Reputation: 373
I defined my class Player in Python3 and now I am trying to define a method in another class that would take an object type Player as a parameter, so a code would look like that:
def change_player_activity(self, player: Player):
pass
But that gives me an error. I know that I could do a following operation:
if not isinstance(player,Player):
raise TypeError
But I am just wondering, is there any built-in way to tell Python3 to accept only the objects of given class?
Upvotes: 1
Views: 609
Reputation: 6426
Is there any built-in way to tell Python3 to accept on the objects of a given class?
No.
This doesn't exist, and wouldn't be useful anyway because Python relies on the principle of Duck Typing.
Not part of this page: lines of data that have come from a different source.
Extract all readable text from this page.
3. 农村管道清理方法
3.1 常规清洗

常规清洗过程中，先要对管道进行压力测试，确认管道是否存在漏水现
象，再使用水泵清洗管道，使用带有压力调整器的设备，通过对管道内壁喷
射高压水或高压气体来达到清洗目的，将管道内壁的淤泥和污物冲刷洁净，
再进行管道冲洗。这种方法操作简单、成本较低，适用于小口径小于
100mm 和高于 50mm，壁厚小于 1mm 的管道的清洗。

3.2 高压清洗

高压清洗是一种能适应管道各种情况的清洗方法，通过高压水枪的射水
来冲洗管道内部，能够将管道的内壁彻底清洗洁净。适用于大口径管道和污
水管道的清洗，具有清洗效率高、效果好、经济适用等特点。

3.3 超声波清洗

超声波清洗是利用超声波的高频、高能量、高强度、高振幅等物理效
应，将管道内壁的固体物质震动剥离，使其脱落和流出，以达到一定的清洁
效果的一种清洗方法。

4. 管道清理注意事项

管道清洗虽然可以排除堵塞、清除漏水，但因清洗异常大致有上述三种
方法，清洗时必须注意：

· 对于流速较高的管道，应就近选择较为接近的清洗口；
If it looks like a Player
, and quacks like a Player
, treat it as a player. Otherwise, raise TypeError
.
You should only be raising TypeError
when you ask the object to do something that a Player
should be able to do, and it can't do that. What if somebody wants to pass an instance of their own Player
class into your function? It won't work then.
Back to your actual problem: You want to type-hint Player
before Player
is defined. The way to do this is to write "Player"
instead of Player
in the type hint:
def change_player_activity(self, player: "Player"):
pass
In __future__
(pun intended), the Python developers plan to make it not try to look up type hints straight away because this sort of thing is a pain.